In the past couple of weeks, we’ve seen countless events all over the world postponed or outright canceled. The big names on this list include SXSW, the NCAA Basketball Tournament, Coachella, The 2020 Summer Olympics, the remainder of the NBA, NHL, and MLS seasons, and the start of the MLB season. Companies that allocated their advertising budgets towards these events needed to act quickly and make swift decisions. Advertising campaigns are thought of months in advance, so when large scale events like March Madness are canceled, event-specific campaigns are scrapped. Restaurants tend to advertise heavily during sporting events, but when these events are canceled and restaurants have to close or have to retool as takeout/delivery only, the messaging needs to be changed just as fast. A perfect example of this has been the swift action taken by the Restaurant Coalition and the Great American Takeout campaign.

Despite events being canceled and ad spends being cut, there is a silver lining in video advertising and social media. Individuals who are adhering to the CDC’s recommendations for self quarantining are spending more time watching TV (traditional over the air, VOD, and streaming services) and mindlessly scrolling through their various social media feeds. Brands are taking to social media to promote events curated for social distancing. A week ago, gatherings such as virtual concerts and celebrity Zoom hangouts were unthinkable.

Even with our clients, we have seen a dramatic increase in user engagement over the past week.

This pivot has gone even further, as brands are switching gears and producing products that they didn’t before, but are now in high demand. It was announced that several wine and spirits brands including Anheuser-Busch InBev will be producing hand sanitizer. Ford will be partnering with 3M and GE Healthcare to make respirators and other equipment to fight COVID-19, and Bauer has moved from hockey equipment to medical face shields. Companies taking these extra strides are potentially putting themselves in a position to gain additional clients once clear of the pandemic.
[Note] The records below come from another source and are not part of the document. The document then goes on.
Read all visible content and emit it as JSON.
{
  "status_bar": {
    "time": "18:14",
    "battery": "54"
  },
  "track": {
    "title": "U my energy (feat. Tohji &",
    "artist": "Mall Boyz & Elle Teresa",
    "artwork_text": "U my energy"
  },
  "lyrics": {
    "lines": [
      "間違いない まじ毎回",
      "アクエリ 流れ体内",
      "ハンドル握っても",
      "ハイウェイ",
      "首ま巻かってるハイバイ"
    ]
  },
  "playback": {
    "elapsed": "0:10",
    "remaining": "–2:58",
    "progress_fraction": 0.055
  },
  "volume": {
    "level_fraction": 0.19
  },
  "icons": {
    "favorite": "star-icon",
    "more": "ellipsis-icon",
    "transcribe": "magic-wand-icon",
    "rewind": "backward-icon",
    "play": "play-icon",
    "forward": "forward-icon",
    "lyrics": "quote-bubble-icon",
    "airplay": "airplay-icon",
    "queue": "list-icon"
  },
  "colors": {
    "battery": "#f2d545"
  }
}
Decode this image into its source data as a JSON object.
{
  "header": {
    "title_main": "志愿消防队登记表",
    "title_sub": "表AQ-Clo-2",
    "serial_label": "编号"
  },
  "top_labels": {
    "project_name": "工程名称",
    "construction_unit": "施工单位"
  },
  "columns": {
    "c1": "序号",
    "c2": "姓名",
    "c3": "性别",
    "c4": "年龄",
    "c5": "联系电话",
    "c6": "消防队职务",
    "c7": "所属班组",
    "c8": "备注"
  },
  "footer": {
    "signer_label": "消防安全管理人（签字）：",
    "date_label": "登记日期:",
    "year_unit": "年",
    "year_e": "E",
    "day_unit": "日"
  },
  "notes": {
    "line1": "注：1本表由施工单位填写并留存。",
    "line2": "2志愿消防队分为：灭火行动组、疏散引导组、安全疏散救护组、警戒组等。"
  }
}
This is a weird time for the advertising industry. The future is uncertain, and COVID-19 will have lasting effects on the way we live our lives. While it may sound strange, at a time when brands are cutting budgets left and right, now is the perfect time to get creative and try something new. Sponsoring a virtual happy hour or giving a Netflix username and password to customers who tweet a picture of their delivered order could help businesses drive clients to them. Regardless of the economic troubles that are clearly in front of us, we can still utilize creativity as a driving force to keep us all connected.